In 2014, science and technology scholar Donna Haraway gave a talk, "Anthropocene, Capitalocene, Chthulucene: Staying with the Trouble", in which she proposed the term Chthulucene as an alternative for the concept of the Anthropocene era, due to the entangling interconnectedness of all supposedly individual beings.

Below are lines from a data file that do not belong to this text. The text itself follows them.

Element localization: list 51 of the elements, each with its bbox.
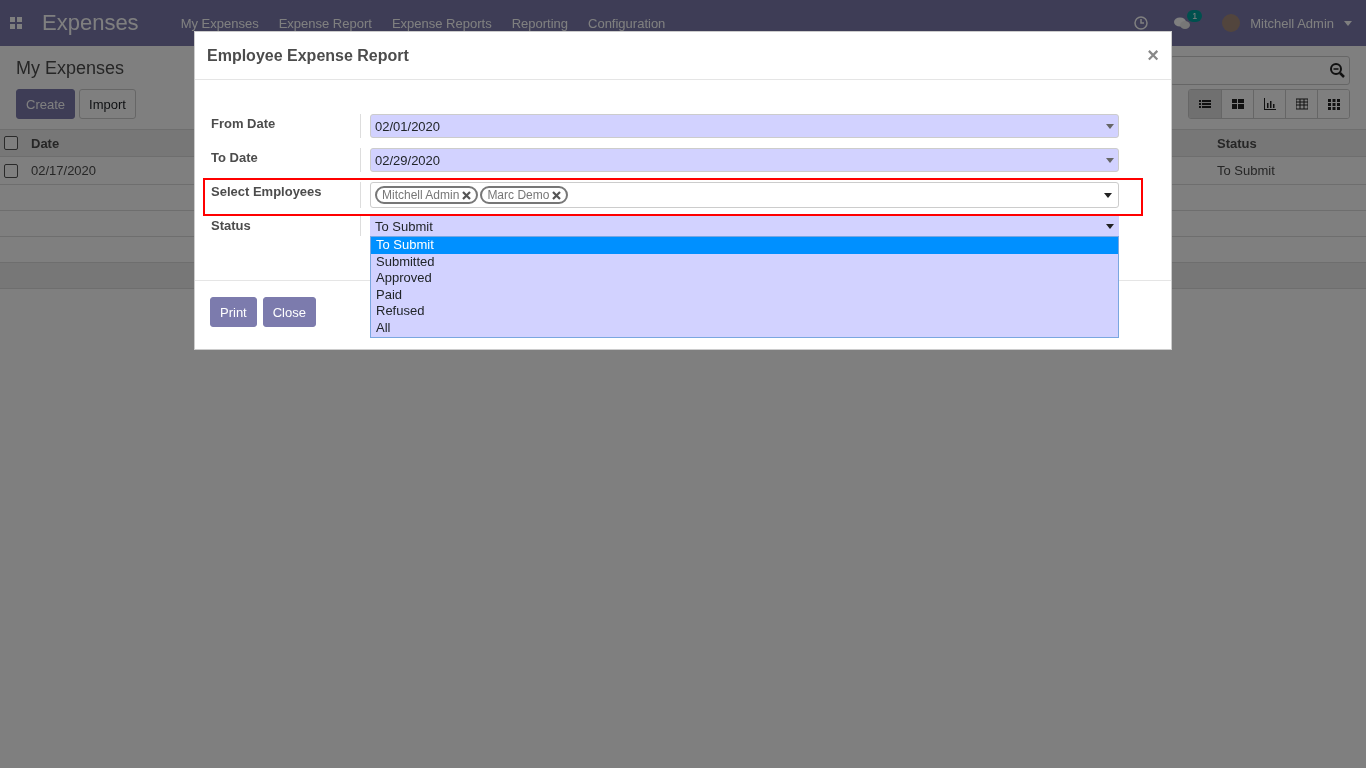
breadcrumb-title: My Expenses bbox=[16, 58, 125, 79]
employee-tag[interactable]: Mitchell Admin bbox=[375, 186, 479, 204]
select-all-checkbox[interactable] bbox=[4, 136, 18, 150]
close-dialog-button[interactable]: Close bbox=[262, 297, 316, 327]
dropdown-option[interactable]: To Submit bbox=[371, 237, 1118, 254]
field-label: From Date bbox=[203, 114, 361, 138]
date-field[interactable]: 02/29/2020 bbox=[370, 148, 1119, 172]
user-name[interactable]: Mitchell Admin bbox=[1250, 15, 1334, 31]
import-button[interactable]: Import bbox=[79, 89, 136, 119]
remove-icon[interactable] bbox=[462, 190, 472, 200]
field-label: Status bbox=[203, 216, 361, 236]
menu-item[interactable]: Reporting bbox=[511, 15, 568, 31]
kanban-icon bbox=[1231, 98, 1244, 110]
view-switch-button[interactable] bbox=[1189, 90, 1221, 118]
view-switch-button[interactable] bbox=[1317, 90, 1349, 118]
dropdown-option[interactable]: Approved bbox=[371, 270, 1118, 287]
search-field[interactable] bbox=[1170, 56, 1350, 85]
dropdown-option[interactable]: Submitted bbox=[371, 253, 1118, 271]
close-button[interactable]: × bbox=[1147, 44, 1159, 67]
menu-item[interactable]: My Expenses bbox=[180, 15, 259, 31]
dropdown-option[interactable]: All bbox=[371, 319, 1118, 337]
dropdown-option[interactable]: Refused bbox=[371, 303, 1118, 320]
apps-grid-icon[interactable] bbox=[10, 17, 22, 29]
status-select[interactable]: To Submit bbox=[370, 216, 1119, 236]
dialog-title: Employee Expense Report bbox=[207, 46, 409, 65]
employee-tag[interactable]: Marc Demo bbox=[480, 186, 569, 204]
field-label: Select Employees bbox=[203, 182, 361, 208]
table-icon bbox=[1295, 98, 1308, 110]
caret-down-icon bbox=[1344, 20, 1352, 26]
caret-down-icon bbox=[1104, 192, 1112, 198]
message-count-badge: 1 bbox=[1187, 9, 1203, 22]
menu-item[interactable]: Expense Reports bbox=[391, 15, 492, 31]
remove-icon[interactable] bbox=[552, 190, 562, 200]
search-icon bbox=[1330, 63, 1345, 78]
date-field[interactable]: 02/01/2020 bbox=[370, 114, 1119, 138]
row-checkbox[interactable] bbox=[4, 163, 18, 178]
print-button[interactable]: Print bbox=[210, 297, 257, 327]
create-button[interactable]: Create bbox=[16, 89, 76, 119]
caret-down-icon bbox=[1106, 223, 1114, 229]
clock-icon[interactable] bbox=[1134, 16, 1149, 30]
column-header[interactable]: Status bbox=[1213, 129, 1366, 157]
grid-icon bbox=[1327, 98, 1340, 110]
chat-icon[interactable] bbox=[1174, 16, 1191, 30]
app-title: Expenses bbox=[42, 10, 139, 36]
employee-tags-field[interactable]: Mitchell Admin Marc Demo bbox=[370, 182, 1119, 208]
bar-chart-icon bbox=[1263, 98, 1276, 110]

Haraway has denied any indebtedness to Lovecraft's Cthulhu, claiming that her chthulu is derived from Greek khthonios, "of the earth". However, the Lovecraft character is much closer to her coined term than the Greek root, and her description of its meaning coincides with Lovecraft's idea of the apocalyptic, multitentacled threat of Cthulhu to collapse civilization into an endless dark horror: "Chthulucene does not close in on itself; it does not round off; its contact zones are ubiquitous and continuously spin out loopy tendrils."

In July 2015, an elongated, dark region along the equator of Pluto, initially referred to as "the Whale", was proposed to be named "Cthulhu Regio", by the NASA team responsible for the New Horizons mission. The team changed the informal name to "Cthulhu Macula" later that year, as they considered it to be a macula. The International Astronomical Union did not follow the proposal, and the feature was officially named "Belton Regio" in 2023.